Second, my post today has generated some great conversation. I was on the phone with a friend of mine who is an aggressive Fire Officer and Career Battalion Chief who brought up some good points. It is important that we remember that each and every fire is the first time we are seeing it, sort of like each time a surgeon removes a skull based tumor its the first time he or she has done it in that persons head (even if they have removed them thousands of times before). That means we need to be vigilant in our size-up and allow good information to guide our decision making on the fireground.
Your size-up should be starting before you ever get on the rig in the morning. Who are the brothers and sisters you are riding out with that day? What are the strengths and weaknesses of the individuals and the crew? I had a Lieutenant who looked at his assembled crew one morning and said, “These guys are like dogs on a chain. If we get a fire its going to be like turning three pitbulls loose on a hunk of raw meat.” Those are people you can trust to do things like Vent Enter Search, or allow an Outside Vent Member to go to the rear alone. Conversely if you have new, or less talented, folks on your crew you MUST reduce the speed of the fireground operation.

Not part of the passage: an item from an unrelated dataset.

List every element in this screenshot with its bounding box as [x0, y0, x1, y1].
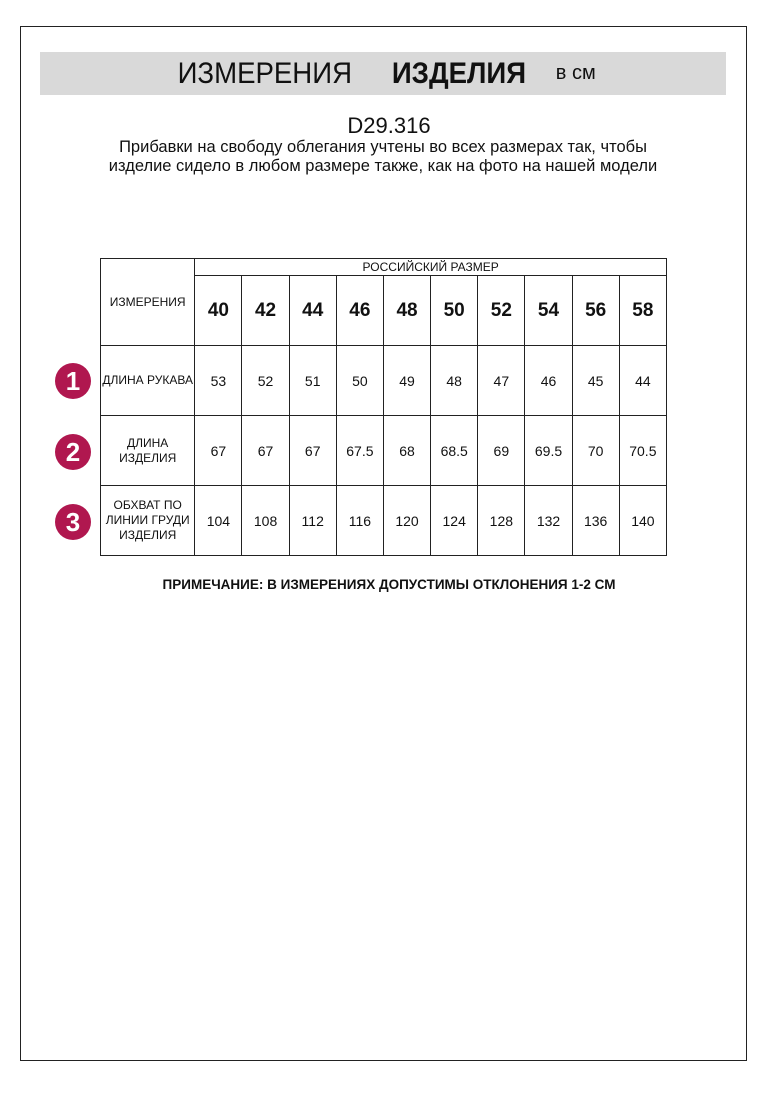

Unfortunately we do not always get to dictate that the crew for the day will have all of the abilities we would love. Not everyone willingly assumes that mantel of being a Fire Service Warrior. Or, we may not have the staffing we need to operate safely.
I’ve discussed the Line Of Duty Death of a 24 year-old volunteer firefighter (NIOSH F2008-34) in the past. He was one of three people operating on the scene of a house fire, where there we reports that the occupants were out, and he entered alone, became disoriented, and was caught in a Flashover. That is unacceptable. Not because he wanted to be aggressive, but because he didn’t have a solid Standard Operating Guideline to follow that spelled out how many people needed to be on scene to make the building behave BEFORE we commit to interior operations. He did not belong in there, but his personal condition: his view of his Duty, compelled him to act. Rather than relying on an inexperienced member to stop we should have training or SOGs that spell out the minimum safe standards when they can go. It shouldn’t be about deciding if the victim might be savable, it should be about deciding if our department can make the building behave to afford us a relatively safe battleground.